Some major concerns of the USDA and the Food and Drug Administration (FDA), along with those who conducted the Miller food waste study at MSU, include the impacts of food waste on society and the environment. According to Byker Shanks, individuals with limited access to food have no opportunity to obtain it, and waste only increases this problem. When producing and distributing food, natural resources are used in the process. When food is wasted, so are the natural resources, so cutting down on food waste cuts down on emissions. Food waste is also the biggest contributor to landfills and is a large contributor to methane gas production.
With the work at Miller Dining Hall, MSU is on the front edge of the national urgency to reduce food waste. According to the MSU Campus Planning, Design & Construction webpage, preparations and site selection for a new dining hall are taking place. The new dining hall will eventually replace the Harrison and Hannon Dining Halls, leaving another opportunity to reduce food waste on campus.

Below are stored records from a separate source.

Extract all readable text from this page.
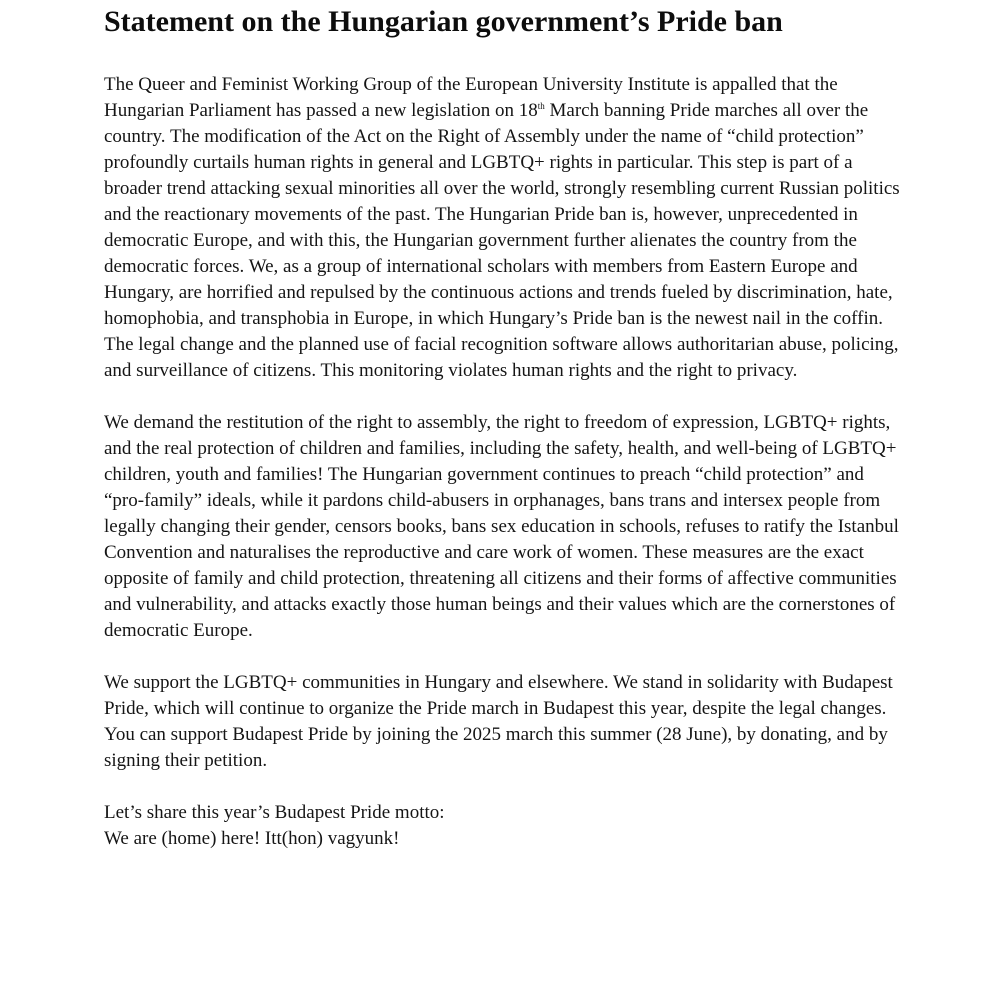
Statement on the Hungarian government’s Pride ban

The Queer and Feminist Working Group of the European University Institute is appalled that the Hungarian Parliament has passed a new legislation on 18th March banning Pride marches all over the country. The modification of the Act on the Right of Assembly under the name of “child protection” profoundly curtails human rights in general and LGBTQ+ rights in particular. This step is part of a broader trend attacking sexual minorities all over the world, strongly resembling current Russian politics and the reactionary movements of the past. The Hungarian Pride ban is, however, unprecedented in democratic Europe, and with this, the Hungarian government further alienates the country from the democratic forces. We, as a group of international scholars with members from Eastern Europe and Hungary, are horrified and repulsed by the continuous actions and trends fueled by discrimination, hate, homophobia, and transphobia in Europe, in which Hungary’s Pride ban is the newest nail in the coffin. The legal change and the planned use of facial recognition software allows authoritarian abuse, policing, and surveillance of citizens. This monitoring violates human rights and the right to privacy.

We demand the restitution of the right to assembly, the right to freedom of expression, LGBTQ+ rights, and the real protection of children and families, including the safety, health, and well-being of LGBTQ+ children, youth and families! The Hungarian government continues to preach “child protection” and “pro-family” ideals, while it pardons child-abusers in orphanages, bans trans and intersex people from legally changing their gender, censors books, bans sex education in schools, refuses to ratify the Istanbul Convention and naturalises the reproductive and care work of women. These measures are the exact opposite of family and child protection, threatening all citizens and their forms of affective communities and vulnerability, and attacks exactly those human beings and their values which are the cornerstones of democratic Europe.

We support the LGBTQ+ communities in Hungary and elsewhere. We stand in solidarity with Budapest Pride, which will continue to organize the Pride march in Budapest this year, despite the legal changes. You can support Budapest Pride by joining the 2025 march this summer (28 June), by donating, and by signing their petition.

Let’s share this year’s Budapest Pride motto:
We are (home) here! Itt(hon) vagyunk!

Food waste reduction at Miller Dining Hall can be considered a victory not only environmentally, but also in terms of interdisciplinary success. Involved in the study, design and implementations of food waste reduction strategies include the research team of Byker Shanks, Ahmed and Leitch; MSU’s Department of Health and Human Development; Food and Health Lab; Sustainable Food Systems program; University Food Services; Office of Sustainability; Facilities Services; MSU Extension; Campus Sustainability Advisory Council and Sustainable Food and Bioenergy and Food and Nutrition courses.